Hojjatinia Sahar, Aliyari Shoorehdeli Mahdi, Fatahi Zahra, Hojjatinia Zeinab, Haghparast Abbas
Department of Electrical Engineering and Computer Sciences, The Pennsylvania State University, Pennsylvania, USA.
Department of Electrical Engineering, K. N. Toosi University of Technology, Tehran, Iran.
Basic Clin Neurosci. 2020 Jan-Feb;11(1):79-90. doi: 10.32598/bcn.9.10.435. Epub 2020 Jan 1.
Identifying the potential firing patterns following different brain regions under normal and abnormal conditions increases our understanding of events at the level of neural interactions in the brain. Furthermore, it is important to be capable of modeling the potential neural activities to build precise artificial neural networks. The Izhikevich model is one of the simplest biologically-plausible models, i.e. capable of capturing most recognized firing patterns of neurons. This property makes the model efficient in simulating the large-scale networks of neurons. Improving the Izhikevich model for adapting with the neuronal activity of rat brain with great accuracy would make the model effective for future neural network implementations.

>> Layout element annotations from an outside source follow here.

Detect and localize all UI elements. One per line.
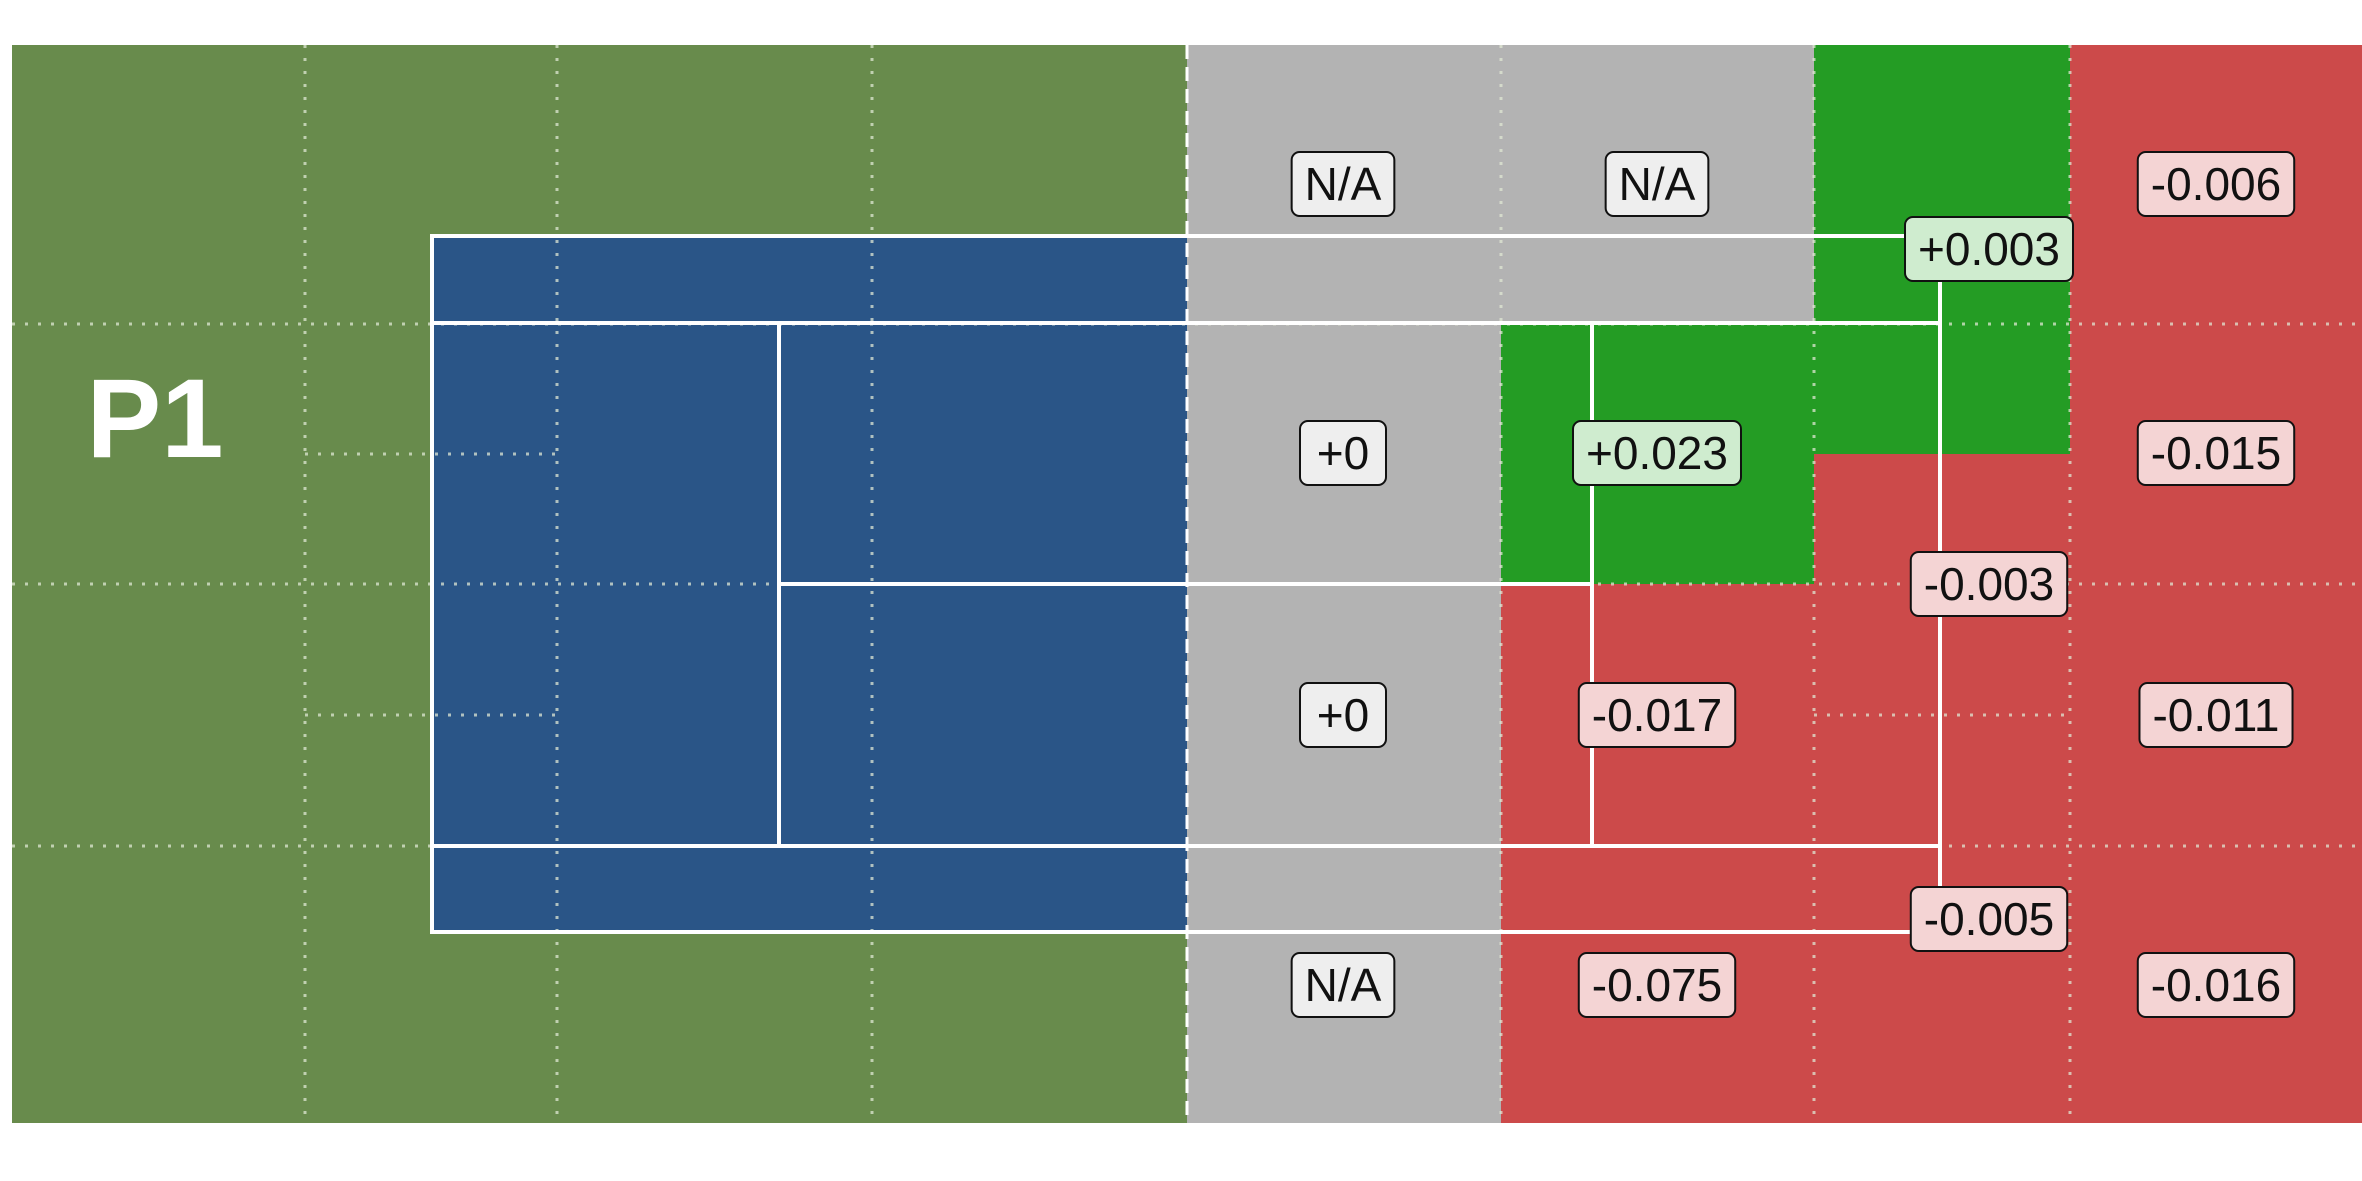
- zone-value-text: N/A: [1305, 959, 1382, 1011]
- zone-value-text: +0: [1317, 689, 1369, 741]
- zone-value-label: -0.003: [1909, 551, 2069, 617]
- zone-value-label: -0.075: [1577, 952, 1737, 1018]
- zone-value-label: -0.006: [2136, 151, 2296, 217]
- zone-value-text: N/A: [1305, 158, 1382, 210]
- zone-value-text: -0.005: [1924, 893, 2054, 945]
- zone-value-text: -0.003: [1924, 558, 2054, 610]
- zone-value-box: [2136, 420, 2296, 486]
- zone-value-text: -0.006: [2151, 158, 2281, 210]
- zone-value-label: N/A: [1290, 952, 1396, 1018]
- player-label: P1: [87, 356, 224, 481]
- zone-value-box: [1904, 216, 2074, 282]
- zone-value-box: [1290, 151, 1396, 217]
- zone-value-box: [1577, 682, 1737, 748]
- value-labels: N/A N/A -0.006 +0.003 +0 +0.023 -0.015 -0.003 +0…: [1290, 151, 2296, 1018]
- zone-value-text: -0.016: [2151, 959, 2281, 1011]
- zone-value-label: -0.016: [2136, 952, 2296, 1018]
- zone-value-box: [1577, 952, 1737, 1018]
- zone-grid: [12, 45, 2362, 1123]
- zone-value-text: -0.075: [1592, 959, 1722, 1011]
- zone-value-text: N/A: [1619, 158, 1696, 210]
- zone-value-label: N/A: [1290, 151, 1396, 217]
- zone-value-label: +0.023: [1572, 420, 1742, 486]
- zone-value-label: +0: [1299, 682, 1387, 748]
- zone-value-box: [2136, 952, 2296, 1018]
- zone-value-text: +0.023: [1586, 427, 1728, 479]
- zone-value-label: -0.015: [2136, 420, 2296, 486]
- zone-value-text: -0.011: [2152, 689, 2279, 741]
- zone-value-box: [1909, 886, 2069, 952]
- zone-value-box: [2138, 682, 2294, 748]
- zone-value-box: [1572, 420, 1742, 486]
- zone-value-label: N/A: [1604, 151, 1710, 217]
- zone-value-box: [2136, 151, 2296, 217]
- zone-value-box: [1604, 151, 1710, 217]
- zone-value-box: [1290, 952, 1396, 1018]
- zone-red-service: [1501, 584, 1814, 1123]
- zone-value-label: -0.017: [1577, 682, 1737, 748]
- zone-value-label: +0: [1299, 420, 1387, 486]
- zone-value-text: -0.015: [2151, 427, 2281, 479]
- zone-value-label: -0.005: [1909, 886, 2069, 952]
- zone-value-text: -0.017: [1592, 689, 1722, 741]
- zone-value-box: [1299, 682, 1387, 748]
- zone-value-box: [1909, 551, 2069, 617]
- zone-value-box: [1299, 420, 1387, 486]
- zone-value-text: +0: [1317, 427, 1369, 479]
- zone-value-label: -0.011: [2138, 682, 2294, 748]
- zone-value-text: +0.003: [1918, 223, 2060, 275]
- zone-value-label: +0.003: [1904, 216, 2074, 282]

Data sampling from two brain regions, the HIP and BLA, was performed by the extracellular recordings of male Wistar rats, and spike sorting was conducted by Plexon offline sorter. Further analyses were performed through NeuroExplorer and MATLAB. To optimize the Izhikevich model parameters, a genetic algorithm was used. In this algorithm, optimization tools, like crossover and mutation, provide the basis for generating model parameters populations. The process of comparison in each iteration leads to the survival of better populations until achieving the optimum solution.
In the present study, the possible firing patterns of the real single neurons of the HIP and BLA were identified. Additionally, an improved Izhikevich model was achieved. Accordingly, the real neuronal spiking pattern of these regions' neurons and the corresponding cases of the Izhikevich neuron spiking pattern were adjusted with great accuracy.

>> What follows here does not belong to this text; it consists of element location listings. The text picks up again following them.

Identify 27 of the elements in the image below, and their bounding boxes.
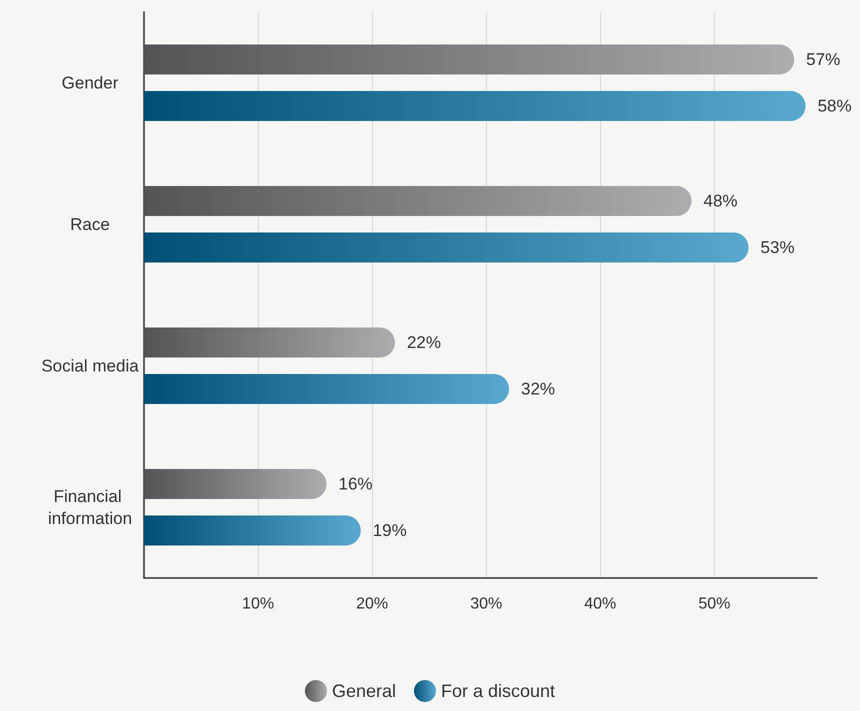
y-tick-label: Race — [70, 214, 110, 234]
data-label: 19% — [372, 521, 407, 540]
legend-label: For a discount — [440, 681, 556, 701]
bar — [144, 516, 361, 546]
bar — [144, 469, 327, 499]
bar — [144, 232, 749, 262]
y-tick-label: Gender — [62, 73, 119, 92]
data-label: 22% — [406, 333, 441, 352]
x-tick-label: 10% — [242, 596, 274, 612]
bar — [144, 44, 794, 74]
data-label: 16% — [338, 474, 373, 494]
data-label: 32% — [521, 380, 556, 398]
data-label: 57% — [806, 50, 840, 69]
bar — [144, 91, 806, 121]
data-label: 48% — [704, 192, 738, 210]
data-label: 53% — [760, 238, 795, 257]
y-tick-label: Social media — [41, 356, 140, 376]
bar — [144, 186, 692, 216]
x-tick-label: 50% — [698, 596, 730, 612]
data-label: 58% — [818, 96, 852, 116]
legend-label: General — [332, 681, 396, 701]
bar — [144, 374, 510, 404]
x-tick-label: 40% — [584, 596, 616, 612]
x-tick-label: 30% — [470, 596, 502, 612]
x-tick-label: 20% — [356, 596, 388, 612]
y-tick-label: Financial information — [48, 486, 132, 528]
bar — [144, 328, 395, 358]
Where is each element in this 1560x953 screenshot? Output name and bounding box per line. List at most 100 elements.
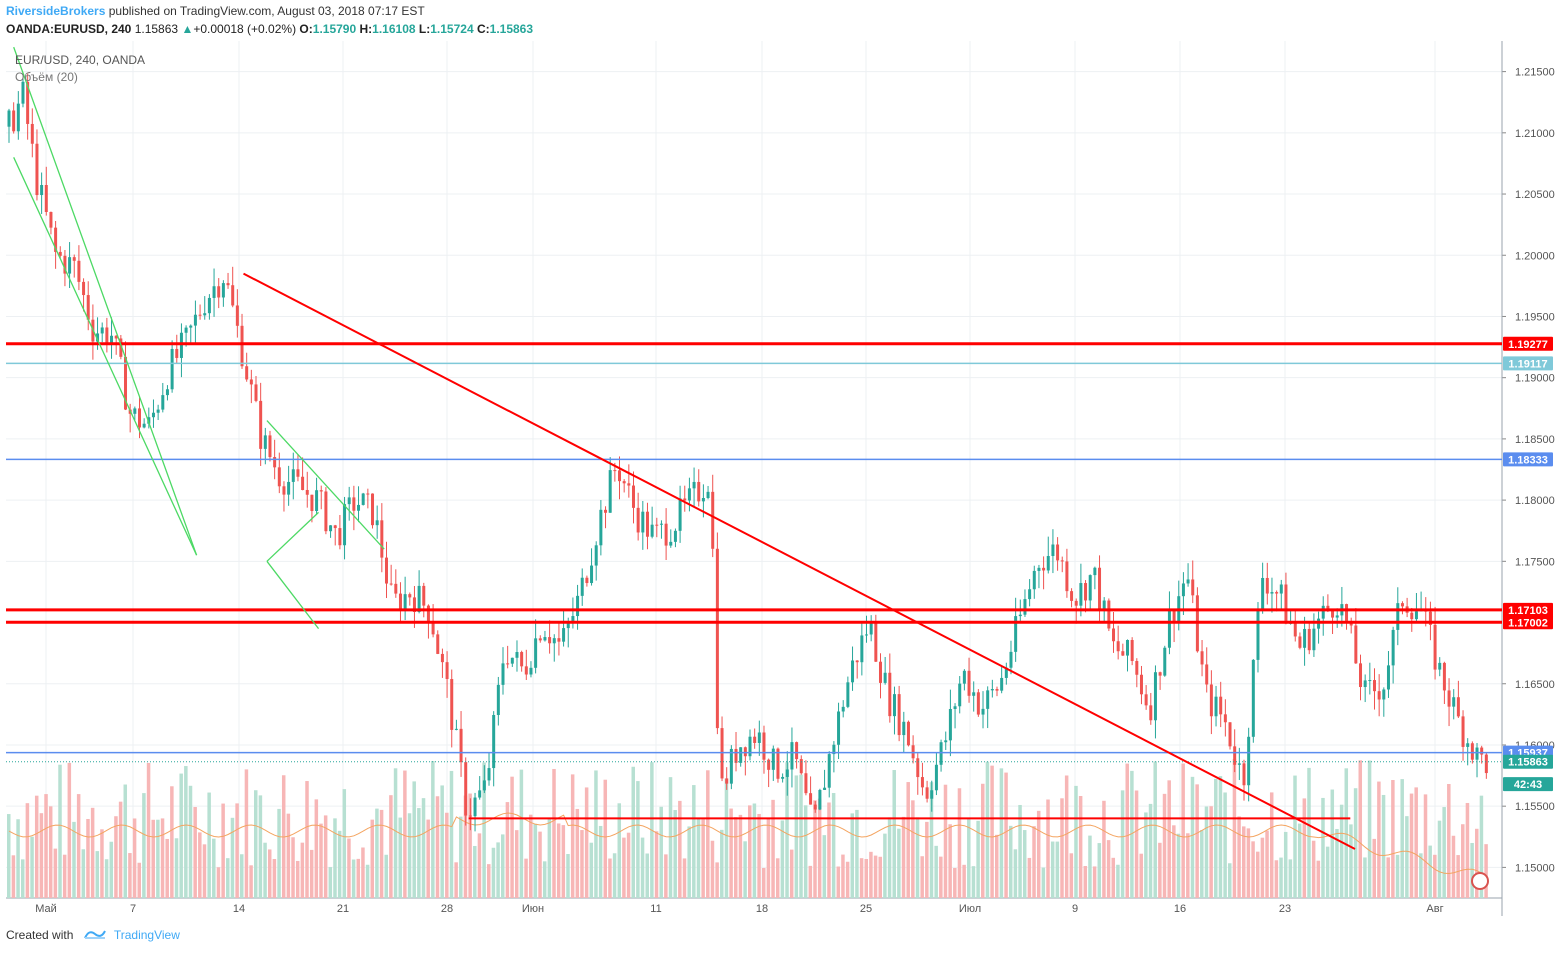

This study was conducted to elevate our knowledge of neural interactions in different structures of the brain and accelerate the quality of future large-scale neural networks simulations, as well as reducing the modeling complexity. This aim was achievable by performing the improved Izhikevich model, and inserting only the plausible firing patterns and eliminating unrealistic ones.
识别正常和异常条件下不同脑区潜在的放电模式,有助于我们深入了解大脑神经相互作用层面的事件。此外,能够对潜在的神经活动进行建模对于构建精确的人工神经网络至关重要。Izhikevich模型是最简单的具有生物学合理性的模型之一,即能够捕捉大多数公认的神经元放电模式。这一特性使该模型在模拟大规模神经元网络时效率很高。精确改进Izhikevich模型以适应大鼠大脑的神经元活动,将使该模型在未来神经网络实现中发挥有效作用。
通过雄性Wistar大鼠的细胞外记录,从海马体(HIP)和杏仁核基底外侧核(BLA)这两个脑区进行数据采样,并使用Plexon离线分选仪进行尖峰分类。通过NeuroExplorer和MATLAB进行进一步分析。为了优化Izhikevich模型参数,使用了遗传算法。在该算法中,交叉和变异等优化工具为生成模型参数群体提供了基础。每次迭代中的比较过程会使更优的群体得以保留,直至找到最优解。
在本研究中,识别出了海马体和杏仁核基底外侧核真实单个神经元可能的放电模式。此外,还得到了一个改进的Izhikevich模型。相应地,这些区域神经元的真实神经元放电模式与Izhikevich神经元放电模式的相应情况得到了精确匹配。
本研究旨在提升我们对大脑不同结构中神经相互作用的认识,加速未来大规模神经网络模拟的质量,并降低建模复杂性。通过实施改进的Izhikevich模型,仅插入合理的放电模式并消除不现实的模式,这一目标得以实现。